One of the major issues, which the auditor confirmed, was the inability for the agency to let individual park superintendents know their budget allocation. Park districts must rely on prior-year data and make assumptions about their funding levels without formal allocations until months into the new fiscal year.
“Specifically, the department provides the districts with their budget allocations months after the fiscal year begins.
As a result, the districts operate during the busy summer season using prior‑year allocations as their budgets, which some districts indicated was problematic in recent years because the official allocations they eventually received were sometimes significantly less than the prior‑year allocations,” the report stated.
The ponderous and inefficient budget system causes many superintendents to track their expenditures locally. Eventually, they re-enter the data into the agency’s overall system, creating redundant efforts.
A significant consequence of these inefficiencies is the inability to know the cost of operating individual parks.
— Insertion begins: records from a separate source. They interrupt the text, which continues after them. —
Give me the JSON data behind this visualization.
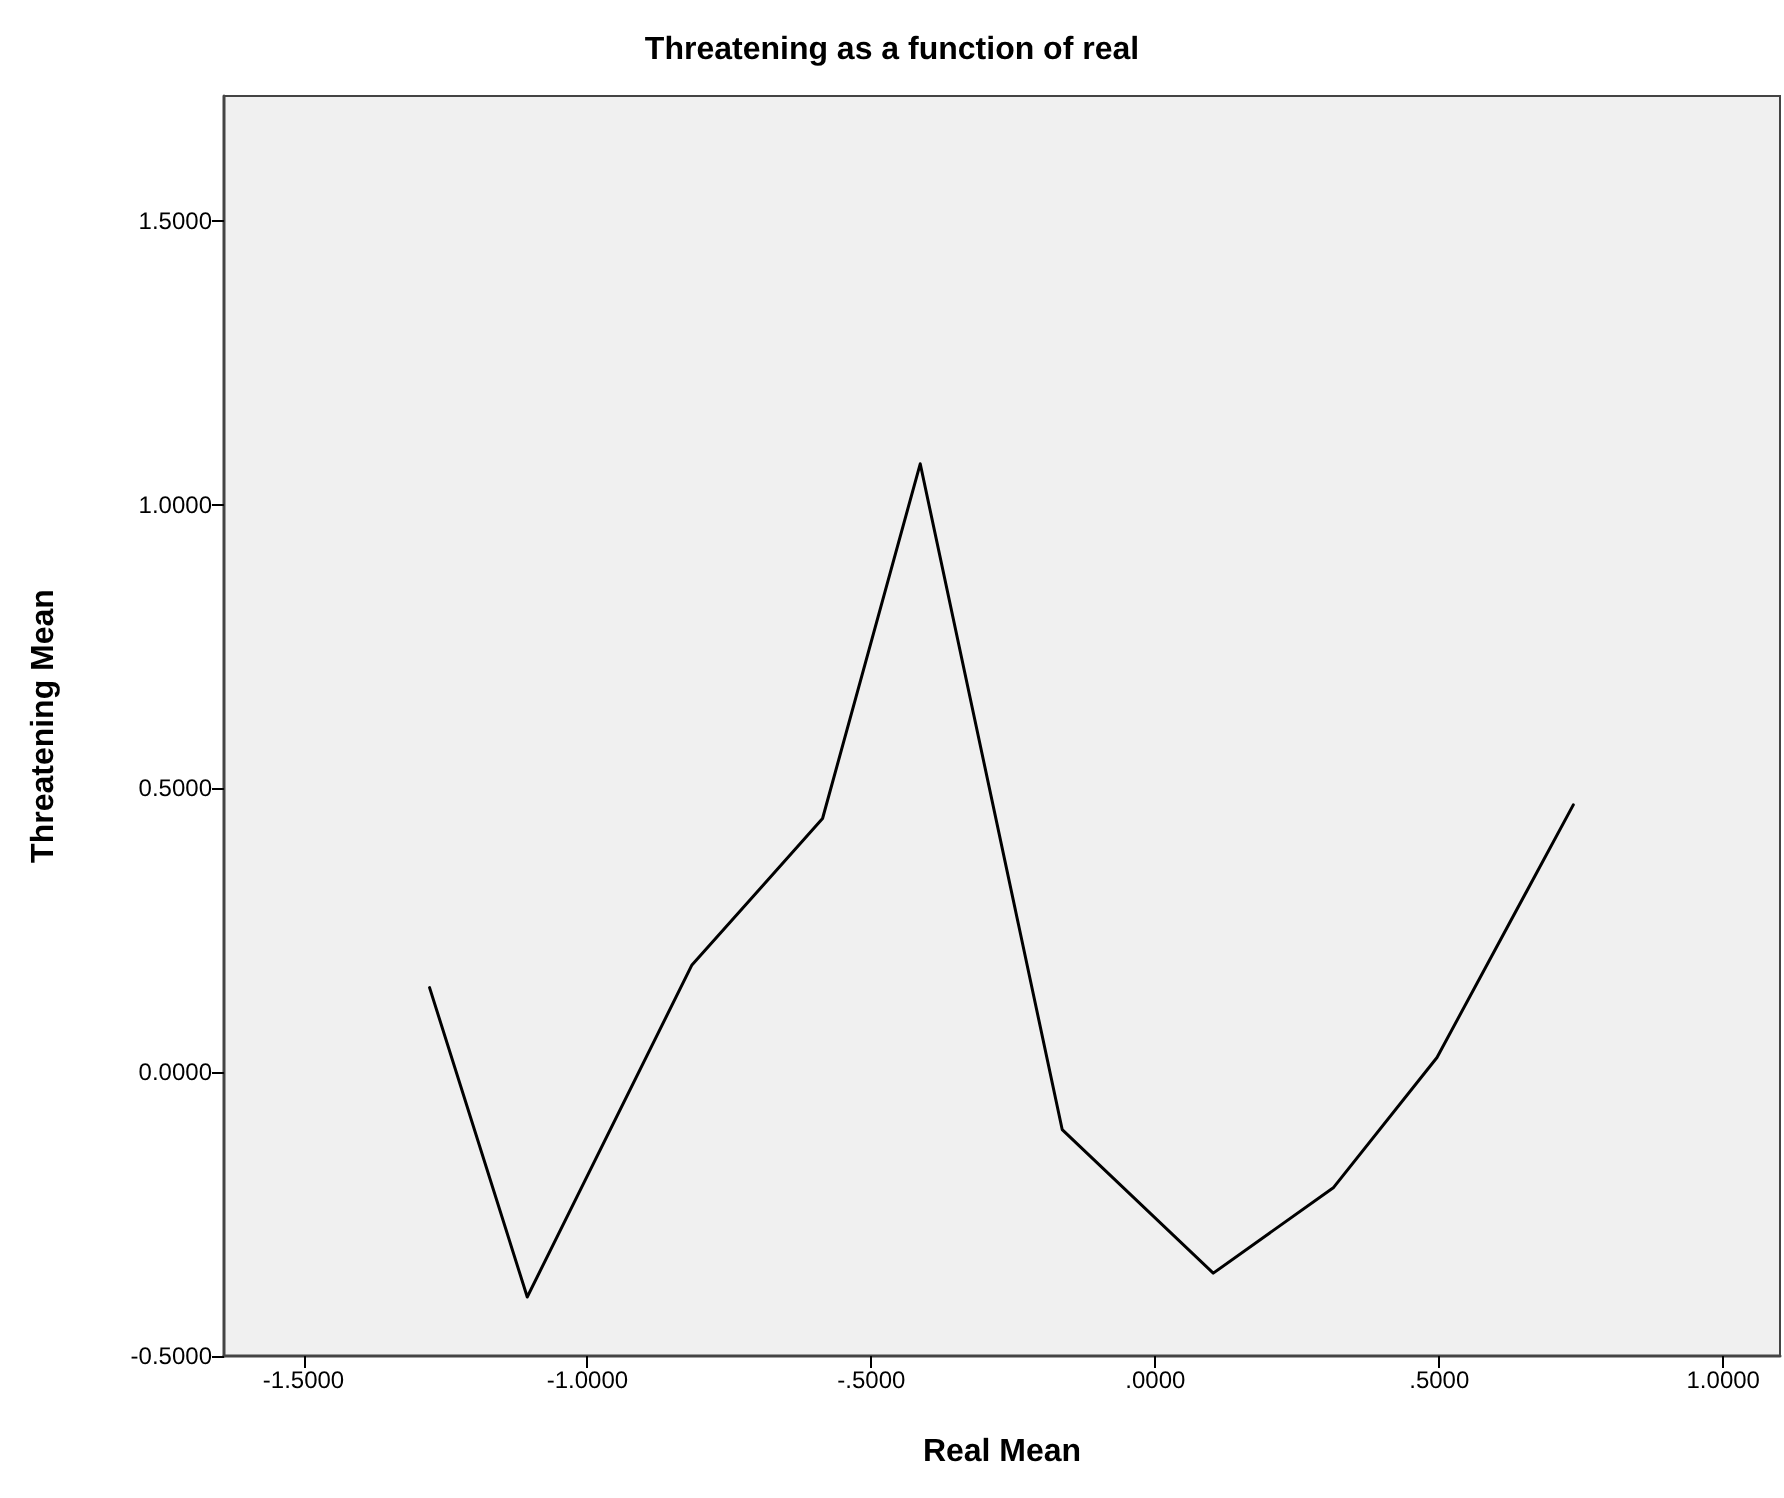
{
  "chart_data": {
    "type": "line",
    "title": "Threatening as a function of real",
    "xlabel": "Real Mean",
    "ylabel": "Threatening Mean",
    "x": [
      -1.278,
      -1.106,
      -0.816,
      -0.586,
      -0.414,
      -0.164,
      0.102,
      0.314,
      0.496,
      0.736
    ],
    "series": [
      {
        "color": "#000000",
        "values": [
          0.149,
          -0.396,
          0.189,
          0.447,
          1.072,
          -0.101,
          -0.354,
          -0.203,
          0.026,
          0.471
        ]
      }
    ],
    "xlim": [
      -1.64,
      1.1
    ],
    "ylim": [
      -0.5,
      1.72
    ],
    "xticks": [
      {
        "value": -1.5,
        "label": "-1.5000"
      },
      {
        "value": -1,
        "label": "-1.0000"
      },
      {
        "value": -0.5,
        "label": "-.5000"
      },
      {
        "value": 0,
        "label": ".0000"
      },
      {
        "value": 0.5,
        "label": ".5000"
      },
      {
        "value": 1,
        "label": "1.0000"
      }
    ],
    "yticks": [
      {
        "value": -0.5,
        "label": "-0.5000"
      },
      {
        "value": 0,
        "label": "0.0000"
      },
      {
        "value": 0.5,
        "label": "0.5000"
      },
      {
        "value": 1,
        "label": "1.0000"
      },
      {
        "value": 1.5,
        "label": "1.5000"
      }
    ],
    "grid": false,
    "marker": "none",
    "line_style": "solid"
  }
}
The auditor concluded, “[The department] cannot comply with state law beginning July 1, 2014 that mandates it achieve required budget reductions by closing, partially closing or reducing services at its parks if its funding falls below a certain level.”
Other problems include the lack of a system or process to prevent inappropriate buybacks of employee leave and the Executive Personnel Review Committee does not receive adequate information to make the decisions for which it was established.